I was going to write a snarky post based on Steven Levitt’s Freakonomics argument that, over the same distance, it’s safer to drive drunk than to walk drunk until I saw a figure that gave me pause. We can easily understand that 41% of the 34,000 people who died in traffic accidents in 2009 (the last full year of available figures) in the US were alcohol impaired but nearly as high a percentage, 35%, of the 4,000 or so pedestrians killed in traffic accidents that year were also drunk.
…Every mile walked drunk, turns out to be eight times more dangerous than the mile driven drunk.
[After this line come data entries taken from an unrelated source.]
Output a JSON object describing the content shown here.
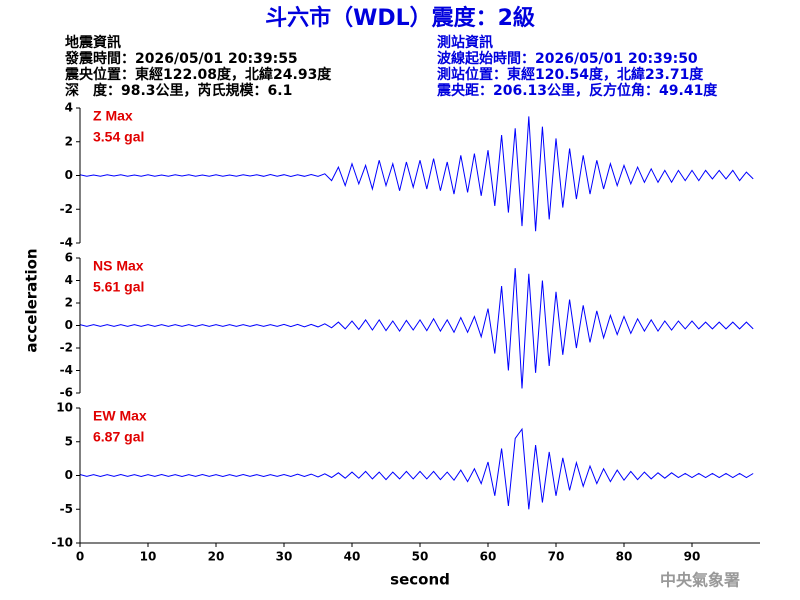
{
  "header": {
    "title": "斗六市（WDL）震度：2級",
    "event_info": [
      "地震資訊",
      "發震時間：2026/05/01 20:39:55",
      "震央位置：東經122.08度，北緯24.93度",
      "深　度：98.3公里，芮氏規模：6.1"
    ],
    "station_info": [
      "測站資訊",
      "波線起始時間：2026/05/01 20:39:50",
      "測站位置：東經120.54度，北緯23.71度",
      "震央距：206.13公里，反方位角：49.41度"
    ]
  },
  "footer": {
    "agency": "中央氣象署"
  },
  "chart_data": [
    {
      "type": "line",
      "label": "Z Max",
      "max_label": "3.54 gal",
      "color": "#0000ff",
      "xlim": [
        0,
        100
      ],
      "ylim": [
        -4,
        4
      ],
      "yticks": [
        -4,
        -2,
        0,
        2,
        4
      ],
      "x": [
        0,
        1,
        2,
        3,
        4,
        5,
        6,
        7,
        8,
        9,
        10,
        11,
        12,
        13,
        14,
        15,
        16,
        17,
        18,
        19,
        20,
        21,
        22,
        23,
        24,
        25,
        26,
        27,
        28,
        29,
        30,
        31,
        32,
        33,
        34,
        35,
        36,
        37,
        38,
        39,
        40,
        41,
        42,
        43,
        44,
        45,
        46,
        47,
        48,
        49,
        50,
        51,
        52,
        53,
        54,
        55,
        56,
        57,
        58,
        59,
        60,
        61,
        62,
        63,
        64,
        65,
        66,
        67,
        68,
        69,
        70,
        71,
        72,
        73,
        74,
        75,
        76,
        77,
        78,
        79,
        80,
        81,
        82,
        83,
        84,
        85,
        86,
        87,
        88,
        89,
        90,
        91,
        92,
        93,
        94,
        95,
        96,
        97,
        98,
        99
      ],
      "values": [
        0.04,
        -0.05,
        0.03,
        -0.04,
        0.05,
        -0.03,
        0.04,
        -0.05,
        0.03,
        -0.04,
        0.05,
        -0.04,
        0.03,
        -0.05,
        0.04,
        -0.03,
        0.05,
        -0.04,
        0.03,
        -0.05,
        0.04,
        -0.05,
        0.03,
        -0.04,
        0.05,
        -0.03,
        0.04,
        -0.05,
        0.06,
        -0.04,
        0.05,
        -0.06,
        0.04,
        -0.05,
        0.06,
        -0.05,
        0.1,
        -0.3,
        0.5,
        -0.6,
        0.7,
        -0.5,
        0.6,
        -0.8,
        0.9,
        -0.6,
        0.7,
        -0.9,
        0.8,
        -0.7,
        0.9,
        -0.8,
        1.0,
        -0.9,
        0.8,
        -1.1,
        1.2,
        -1.0,
        1.3,
        -1.2,
        1.5,
        -1.8,
        2.4,
        -2.2,
        2.8,
        -3.0,
        3.5,
        -3.3,
        2.9,
        -2.6,
        2.2,
        -1.9,
        1.6,
        -1.4,
        1.2,
        -1.1,
        0.9,
        -0.8,
        0.7,
        -0.6,
        0.6,
        -0.5,
        0.5,
        -0.4,
        0.4,
        -0.4,
        0.3,
        -0.4,
        0.3,
        -0.3,
        0.3,
        -0.3,
        0.3,
        -0.2,
        0.3,
        -0.2,
        0.3,
        -0.3,
        0.2,
        -0.2
      ]
    },
    {
      "type": "line",
      "label": "NS Max",
      "max_label": "5.61 gal",
      "color": "#0000ff",
      "ylabel": "acceleration",
      "xlim": [
        0,
        100
      ],
      "ylim": [
        -6,
        6
      ],
      "yticks": [
        -6,
        -4,
        -2,
        0,
        2,
        4,
        6
      ],
      "x": [
        0,
        1,
        2,
        3,
        4,
        5,
        6,
        7,
        8,
        9,
        10,
        11,
        12,
        13,
        14,
        15,
        16,
        17,
        18,
        19,
        20,
        21,
        22,
        23,
        24,
        25,
        26,
        27,
        28,
        29,
        30,
        31,
        32,
        33,
        34,
        35,
        36,
        37,
        38,
        39,
        40,
        41,
        42,
        43,
        44,
        45,
        46,
        47,
        48,
        49,
        50,
        51,
        52,
        53,
        54,
        55,
        56,
        57,
        58,
        59,
        60,
        61,
        62,
        63,
        64,
        65,
        66,
        67,
        68,
        69,
        70,
        71,
        72,
        73,
        74,
        75,
        76,
        77,
        78,
        79,
        80,
        81,
        82,
        83,
        84,
        85,
        86,
        87,
        88,
        89,
        90,
        91,
        92,
        93,
        94,
        95,
        96,
        97,
        98,
        99
      ],
      "values": [
        0.08,
        -0.07,
        0.08,
        -0.08,
        0.07,
        -0.08,
        0.08,
        -0.07,
        0.08,
        -0.08,
        0.07,
        -0.08,
        0.08,
        -0.07,
        0.08,
        -0.08,
        0.07,
        -0.08,
        0.08,
        -0.07,
        0.08,
        -0.08,
        0.07,
        -0.08,
        0.08,
        -0.07,
        0.08,
        -0.08,
        0.07,
        -0.08,
        0.1,
        -0.1,
        0.1,
        -0.12,
        0.1,
        -0.12,
        0.15,
        -0.2,
        0.3,
        -0.3,
        0.4,
        -0.35,
        0.5,
        -0.4,
        0.5,
        -0.45,
        0.4,
        -0.5,
        0.45,
        -0.4,
        0.5,
        -0.45,
        0.6,
        -0.5,
        0.5,
        -0.6,
        0.7,
        -0.6,
        0.8,
        -1.0,
        1.5,
        -2.5,
        3.5,
        -4.0,
        5.1,
        -5.6,
        4.6,
        -4.2,
        4.0,
        -3.6,
        3.0,
        -2.6,
        2.3,
        -2.0,
        1.8,
        -1.5,
        1.3,
        -1.1,
        0.9,
        -0.8,
        0.8,
        -0.7,
        0.6,
        -0.5,
        0.5,
        -0.5,
        0.4,
        -0.4,
        0.4,
        -0.3,
        0.4,
        -0.3,
        0.3,
        -0.3,
        0.3,
        -0.3,
        0.3,
        -0.3,
        0.3,
        -0.3
      ]
    },
    {
      "type": "line",
      "label": "EW Max",
      "max_label": "6.87 gal",
      "color": "#0000ff",
      "xlabel": "second",
      "xlim": [
        0,
        100
      ],
      "xticks": [
        0,
        10,
        20,
        30,
        40,
        50,
        60,
        70,
        80,
        90
      ],
      "ylim": [
        -10,
        10
      ],
      "yticks": [
        -10,
        -5,
        0,
        5,
        10
      ],
      "x": [
        0,
        1,
        2,
        3,
        4,
        5,
        6,
        7,
        8,
        9,
        10,
        11,
        12,
        13,
        14,
        15,
        16,
        17,
        18,
        19,
        20,
        21,
        22,
        23,
        24,
        25,
        26,
        27,
        28,
        29,
        30,
        31,
        32,
        33,
        34,
        35,
        36,
        37,
        38,
        39,
        40,
        41,
        42,
        43,
        44,
        45,
        46,
        47,
        48,
        49,
        50,
        51,
        52,
        53,
        54,
        55,
        56,
        57,
        58,
        59,
        60,
        61,
        62,
        63,
        64,
        65,
        66,
        67,
        68,
        69,
        70,
        71,
        72,
        73,
        74,
        75,
        76,
        77,
        78,
        79,
        80,
        81,
        82,
        83,
        84,
        85,
        86,
        87,
        88,
        89,
        90,
        91,
        92,
        93,
        94,
        95,
        96,
        97,
        98,
        99
      ],
      "values": [
        0.15,
        -0.12,
        0.14,
        -0.15,
        0.12,
        -0.14,
        0.15,
        -0.12,
        0.14,
        -0.15,
        0.12,
        -0.14,
        0.15,
        -0.12,
        0.14,
        -0.15,
        0.12,
        -0.14,
        0.15,
        -0.12,
        0.14,
        -0.15,
        0.12,
        -0.14,
        0.15,
        -0.12,
        0.14,
        -0.15,
        0.12,
        -0.14,
        0.15,
        -0.15,
        0.2,
        -0.15,
        0.2,
        -0.2,
        0.25,
        -0.3,
        0.4,
        -0.4,
        0.5,
        -0.4,
        0.6,
        -0.5,
        0.5,
        -0.6,
        0.5,
        -0.5,
        0.6,
        -0.5,
        0.6,
        -0.5,
        0.6,
        -0.6,
        0.5,
        -0.7,
        0.8,
        -0.9,
        1.0,
        -1.2,
        2.0,
        -3.0,
        4.0,
        -4.5,
        5.5,
        6.87,
        -5.0,
        4.5,
        -4.0,
        3.5,
        -3.0,
        2.6,
        -2.2,
        1.9,
        -1.6,
        1.4,
        -1.2,
        1.0,
        -0.9,
        0.8,
        -0.7,
        0.6,
        -0.6,
        0.5,
        -0.5,
        0.4,
        -0.4,
        0.4,
        -0.3,
        0.3,
        -0.3,
        0.3,
        -0.3,
        0.3,
        -0.3,
        0.3,
        -0.3,
        0.3,
        -0.3,
        0.3
      ]
    }
  ]
}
To put it simply, if you need to walk a mile from a party to your home, you’re eight times more likely to die doing that than if you jump behind the wheel and drive your car that same mile.
Of course Levitt isn’t advocating that people drive drunk, but calling your friend a cab might be a greater kindness than simply taking away his or her keys and telling them to walk it off. In any case, no matter whether you and your friends are teetotalers or dipsomaniacs the problem of drunk pedestrians still affects you. One of the things that makes today’s cars look the way they do are standards to protect pedestrians.
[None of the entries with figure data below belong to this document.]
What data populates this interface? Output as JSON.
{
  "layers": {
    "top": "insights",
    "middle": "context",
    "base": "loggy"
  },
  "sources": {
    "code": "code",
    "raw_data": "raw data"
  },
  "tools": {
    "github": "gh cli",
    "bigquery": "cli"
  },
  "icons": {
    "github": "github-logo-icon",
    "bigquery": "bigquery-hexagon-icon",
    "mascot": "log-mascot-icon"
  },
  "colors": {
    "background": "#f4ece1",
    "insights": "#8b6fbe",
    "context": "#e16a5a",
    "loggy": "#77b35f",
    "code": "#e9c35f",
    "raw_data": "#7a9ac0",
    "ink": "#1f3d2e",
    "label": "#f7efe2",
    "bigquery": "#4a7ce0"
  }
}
We all have to drive the cars built to those standards and try to see over the end of the tall, blunt hoods they inspire. The standards call for more crush space on vehicle noses and more deformable space between the hood and the top of the engine, with hoods made of softer materials than used currently. The idea is to reduce the force of pedestrians’ heads hitting the hood. All of that ultimately affects the way that cars look. That’s not just an aesthetic consideration, exterior styling affects a driver’s ability to see the road. Pedestrian safety standards are only going to get stricter.
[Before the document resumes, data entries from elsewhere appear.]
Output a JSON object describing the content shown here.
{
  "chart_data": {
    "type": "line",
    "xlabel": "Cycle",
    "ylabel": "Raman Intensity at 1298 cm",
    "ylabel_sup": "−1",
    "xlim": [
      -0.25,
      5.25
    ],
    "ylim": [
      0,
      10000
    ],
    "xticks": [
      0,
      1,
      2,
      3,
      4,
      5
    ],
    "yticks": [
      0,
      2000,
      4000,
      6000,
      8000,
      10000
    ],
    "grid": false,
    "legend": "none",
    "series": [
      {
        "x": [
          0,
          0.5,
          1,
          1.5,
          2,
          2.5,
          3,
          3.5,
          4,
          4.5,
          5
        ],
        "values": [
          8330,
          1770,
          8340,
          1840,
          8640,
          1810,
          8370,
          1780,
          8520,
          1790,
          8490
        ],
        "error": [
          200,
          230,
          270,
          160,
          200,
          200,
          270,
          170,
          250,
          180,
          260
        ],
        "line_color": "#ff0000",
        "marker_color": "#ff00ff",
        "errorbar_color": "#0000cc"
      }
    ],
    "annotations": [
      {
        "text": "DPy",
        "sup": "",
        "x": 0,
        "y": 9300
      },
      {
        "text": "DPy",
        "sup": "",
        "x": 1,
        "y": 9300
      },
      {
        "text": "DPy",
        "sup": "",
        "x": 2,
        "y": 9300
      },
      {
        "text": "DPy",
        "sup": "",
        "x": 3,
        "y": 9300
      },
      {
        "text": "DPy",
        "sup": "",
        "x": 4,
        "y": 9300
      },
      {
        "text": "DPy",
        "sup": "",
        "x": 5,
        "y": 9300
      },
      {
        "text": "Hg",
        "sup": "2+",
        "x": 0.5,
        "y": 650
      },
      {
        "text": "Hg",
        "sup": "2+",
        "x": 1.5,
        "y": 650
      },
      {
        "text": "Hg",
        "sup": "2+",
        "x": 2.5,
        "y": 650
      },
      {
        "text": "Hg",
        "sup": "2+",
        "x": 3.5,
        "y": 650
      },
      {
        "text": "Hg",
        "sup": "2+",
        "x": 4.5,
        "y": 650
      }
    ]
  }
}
Having been on the receiving end of a car/bicycle accident, I’m sympathetic to pedestrians who get run down by cars. However, I was at fault in that accident and the 35% of pedestrians who get killed when drunk also have to bear at least some of the blame for their own demise. Yes, most pedestrians who get killed by motorists aren’t drunk, and I’m sure none of us wants drunk pedestrians to get killed either. However, when the issue of pedestrian safety comes up, the focus is almost always on the responsibilities of drivers and car manufacturers, and rarely on the pedestrians’ own behaviors and obligations. When pedestrian safety comes up, though, don’t you think that the discussion should include the fact that a good chunk of the pedestrians who get hurt or killed by drivers aren’t kids in crosswalks, businesspeople stepping off the curb or moms pushing baby carriages but rather drunks?